Le Parlement européen a adopté le 11 mars 2014 un texte, sans valeur législative ou juridique, qui prône de revenir sur l'interdiction des insecticides néonicotinoïdes, actuellement en vigueur dans l'UE.
Le texte, d'apparence anodine et destiné officiellement à défendre le secteur horticole en Europe, était porté par la conservatrice britannique Anthea McIntyre, une eurodéputée connue notamment pour ses positions pro-OGM. Le rapport, dit d'initiative parlementaire, a été adopté par 354 voix pour, 285 contre et 21 abstentions.
Après avoir noté que l'horticulture représente 18 % de la valeur totale de la production agricole de l'UE, le texte suggère plusieurs moyens pour aider et renforcer ce secteur. Il faudrait « réexaminer l'interdiction actuelle de certains néonicotinoïdes », affirme notamment le rapport, qui souligne également que « les techniques génomiques actuelles peuvent être efficacement utilisés dans les programmes d'amélioration des cultures horticoles ».
Sur la base d'une évaluation de l'Agence européenne de sécurité des aliments (Efsa), la Commission européenne a décidé, en avril dernier, de limiter temporairement l'utilisation de trois néonicotinoïdes (clothianidine, imidaclopride et thiaméthoxam) jugés nuisibles à la santé des abeilles. En l'absence d'un accord entre les Etats membres, l'exécutif a interdit pendant deux ans ces substances pour le traitement des semences, des sols (granulés) et pour les applications foliaires sur les plantes et les céréales attractives pour les abeilles.
Cette interdiction est entrée en vigueur le 1er décembre 2013. Elle est contestée devant la Cour de justice de l'UE par deux fabricants de ces produits : le suisse Syngenta et l'allemand Bayer. Syngenta produit le Cruiser, un pesticide contenant du thiaméthoxam. L'imidaclopride de Bayer a aussi entretemps été épinglé par l'Efsa pour le risque qu'il fait peser « sur le développement du système nerveux humain ».
Quinze Etats membres (dont la France et l'Allemagne) avaient voté en faveur des restrictions visant les trois insecticides, huit avaient voté contre (dont le Royaume-Uni, l'Italie et la Hongrie) et quatre s'étaient abstenus.
Aller « vers plus de durabilité, d'innovation et de biodiversité » (S&D)
Les socialistes européens (S&D) ont voté contre ce rapport car « son contenu défend quasi exclusivement une production très concentrée et fortement industrialisée », expliquent-ils dans un communiqué.
« Ce rapport est axé sur la seule compétitivité liée à un développement intensif de la production et [...] développe trop peu la nécessité de faire évoluer les modèles de production vers plus de durabilité, d'innovation et de biodiversité.
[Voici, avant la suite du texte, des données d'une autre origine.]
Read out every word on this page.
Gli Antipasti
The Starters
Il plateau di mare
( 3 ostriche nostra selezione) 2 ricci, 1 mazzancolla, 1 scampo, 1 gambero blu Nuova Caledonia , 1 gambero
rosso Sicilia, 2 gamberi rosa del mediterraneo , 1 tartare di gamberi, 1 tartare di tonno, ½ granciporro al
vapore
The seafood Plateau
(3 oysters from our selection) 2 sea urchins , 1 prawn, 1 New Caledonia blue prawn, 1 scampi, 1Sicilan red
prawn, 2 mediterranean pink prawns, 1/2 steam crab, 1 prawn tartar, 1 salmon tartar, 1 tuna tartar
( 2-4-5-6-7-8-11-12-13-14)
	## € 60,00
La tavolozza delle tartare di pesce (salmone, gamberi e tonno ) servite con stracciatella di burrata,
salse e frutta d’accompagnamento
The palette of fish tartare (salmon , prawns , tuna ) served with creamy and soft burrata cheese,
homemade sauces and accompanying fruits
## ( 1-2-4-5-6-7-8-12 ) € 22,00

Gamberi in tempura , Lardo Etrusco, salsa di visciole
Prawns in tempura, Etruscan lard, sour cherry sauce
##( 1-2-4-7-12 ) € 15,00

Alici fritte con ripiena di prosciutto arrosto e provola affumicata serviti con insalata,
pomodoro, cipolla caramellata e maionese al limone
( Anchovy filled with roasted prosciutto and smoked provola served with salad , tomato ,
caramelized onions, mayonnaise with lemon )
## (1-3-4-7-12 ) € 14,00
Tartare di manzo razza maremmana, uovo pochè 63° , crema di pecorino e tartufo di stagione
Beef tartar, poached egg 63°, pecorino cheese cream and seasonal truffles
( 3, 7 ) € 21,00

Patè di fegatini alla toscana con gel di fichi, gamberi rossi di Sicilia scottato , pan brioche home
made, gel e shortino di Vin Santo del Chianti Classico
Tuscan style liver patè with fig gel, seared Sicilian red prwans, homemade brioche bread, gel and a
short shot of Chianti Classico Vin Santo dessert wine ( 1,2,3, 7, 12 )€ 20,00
A l'inverse, il soutient l'emploi des produits phytosanitaires et le recours aux biotechnologies. »
« Ce texte ne met pas suffisamment l'accent sur l'emploi et le rôle des nombreuses petites et moyennes entreprises horticoles, notamment en termes de potentiel d'insertion professionnelle de beaucoup de jeunes partout en Europe. Il occulte également les problèmes de dumping social pouvant exister dans un secteur à activité saisonnière et pourvoyeur de nombreux emplois. »
« Par ailleurs, il n'évoque à aucun moment l'intérêt de consommer des fruits et légumes pour la santé, et des produits sains. Enfin, il ne se concentre pas assez sur le besoin pour les producteurs d'être organisés collectivement face à la grande distribution et de répondre à une demande croissante des consommateurs de produits issus de marchés de proximité et de circuits courts. »
« Il faudra modifier cette approche à l'occasion de la réforme du secteur des fruits et légumes qui devrait être engagée prochainement, mais avec un nouveau Parlement européen », conclut le communiqué.